На наш взгляд, это предположение ошибочно, по меньшей мере потому, что и после заключения мира с османами, приняв его тяжелые условия, правитель кызылбашского государства все же продолжал придерживаться прежних заверений.
На наш же взгляд, шах Аббас I, проводя двойственную политику в отношении Московского государства, руководствовался иными соображениями. Дело в том, что русские власти, еще при царствовании Ивана Грозного начавшие политику экспансии и активного проникновения на юг, в условиях османо-сефевидской войны 1578 - 1590-х гг. целенаправленно добивались утверждения своего влияния в регионе Южного Кавказа. Реализуя свои планы в этом направлении, Московское государство добилось от кахетинского царя Александра II принятия русского подданства. Так, направленные в Грузию русские послы Биркин и Пивов от имени русского царя в сентябре 1587 г. привели к присяге царя Александра II, чтобы "ему и его детям со всею Иверскою землею быти в государеве жалованье под его царскою рукою"28. Кахетинские цари до подчинения их османами традиционно были вассалами сефевидского двора, поэтому сефевидские власти не могли оставаться равнодушными к факту принятия ими русского подданства.
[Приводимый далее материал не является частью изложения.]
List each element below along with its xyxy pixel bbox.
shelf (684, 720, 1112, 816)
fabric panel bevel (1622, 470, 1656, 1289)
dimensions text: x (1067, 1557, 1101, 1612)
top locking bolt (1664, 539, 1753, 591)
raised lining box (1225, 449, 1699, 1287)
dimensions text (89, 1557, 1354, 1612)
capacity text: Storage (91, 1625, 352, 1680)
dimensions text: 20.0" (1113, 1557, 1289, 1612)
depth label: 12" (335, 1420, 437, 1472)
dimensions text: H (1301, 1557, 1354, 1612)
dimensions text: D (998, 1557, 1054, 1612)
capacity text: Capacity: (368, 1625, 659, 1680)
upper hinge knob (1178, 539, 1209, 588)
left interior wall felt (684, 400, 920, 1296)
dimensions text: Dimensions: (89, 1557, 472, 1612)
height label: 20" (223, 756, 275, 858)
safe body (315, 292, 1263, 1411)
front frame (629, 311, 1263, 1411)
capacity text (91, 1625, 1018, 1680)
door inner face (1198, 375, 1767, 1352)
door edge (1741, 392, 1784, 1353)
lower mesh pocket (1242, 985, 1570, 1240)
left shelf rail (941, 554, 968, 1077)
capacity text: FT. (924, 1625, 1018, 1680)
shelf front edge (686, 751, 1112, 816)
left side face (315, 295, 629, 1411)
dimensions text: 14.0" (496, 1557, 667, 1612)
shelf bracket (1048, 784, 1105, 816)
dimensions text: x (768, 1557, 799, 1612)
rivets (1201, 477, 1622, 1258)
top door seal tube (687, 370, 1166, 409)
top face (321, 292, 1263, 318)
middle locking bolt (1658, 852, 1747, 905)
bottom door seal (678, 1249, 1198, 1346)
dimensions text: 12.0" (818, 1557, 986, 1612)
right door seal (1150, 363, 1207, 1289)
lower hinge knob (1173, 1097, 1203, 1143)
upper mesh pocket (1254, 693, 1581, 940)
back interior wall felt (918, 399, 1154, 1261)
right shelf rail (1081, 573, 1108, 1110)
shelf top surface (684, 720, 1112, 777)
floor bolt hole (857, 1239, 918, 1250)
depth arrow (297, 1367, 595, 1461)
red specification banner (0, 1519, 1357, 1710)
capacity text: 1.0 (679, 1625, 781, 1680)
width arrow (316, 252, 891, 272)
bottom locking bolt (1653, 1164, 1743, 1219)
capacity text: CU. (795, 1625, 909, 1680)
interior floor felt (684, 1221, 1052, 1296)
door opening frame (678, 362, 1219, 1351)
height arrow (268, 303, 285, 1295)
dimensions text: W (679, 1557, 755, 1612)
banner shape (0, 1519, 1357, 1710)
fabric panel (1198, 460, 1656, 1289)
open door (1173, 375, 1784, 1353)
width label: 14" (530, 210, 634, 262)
Грузия была не единственным источником напряженности в русско-сефевидских отношениях. События, происходившие примерно в это же время в Гиляне, мятеж Ахмед-хана, его обращение к русской стороне за покровительством создавали угрозу повторения грузинского прецедента и в Гиляне. На реальность такой нежелательной для Сефевидского государства перспективы указывало то, что обращение Ахмед-хана за помощью нашло отклик у русских властей. Известно, что посол гилянского Ахмед-хана Хаджи Хасан, прибывший в Москву одновременно с послами от шаха Аббаса I Бутак-беком и Хады-беком в мае 1590 г. и "милостиво принятый в Кремле", вернувшись, доставил Ахмед-хану "благоприятные" вести (из Москвы. - Г. Ф.)29. "В Москве не могли отказать Ахмед-хану в признании де-факто", - пишет Бушев, объясняя это тем, что "от него (Ахмед-хана. - Г. Ф.) во многом зависело благополучие русско-иранской торговли, проходившей через Гилян"30.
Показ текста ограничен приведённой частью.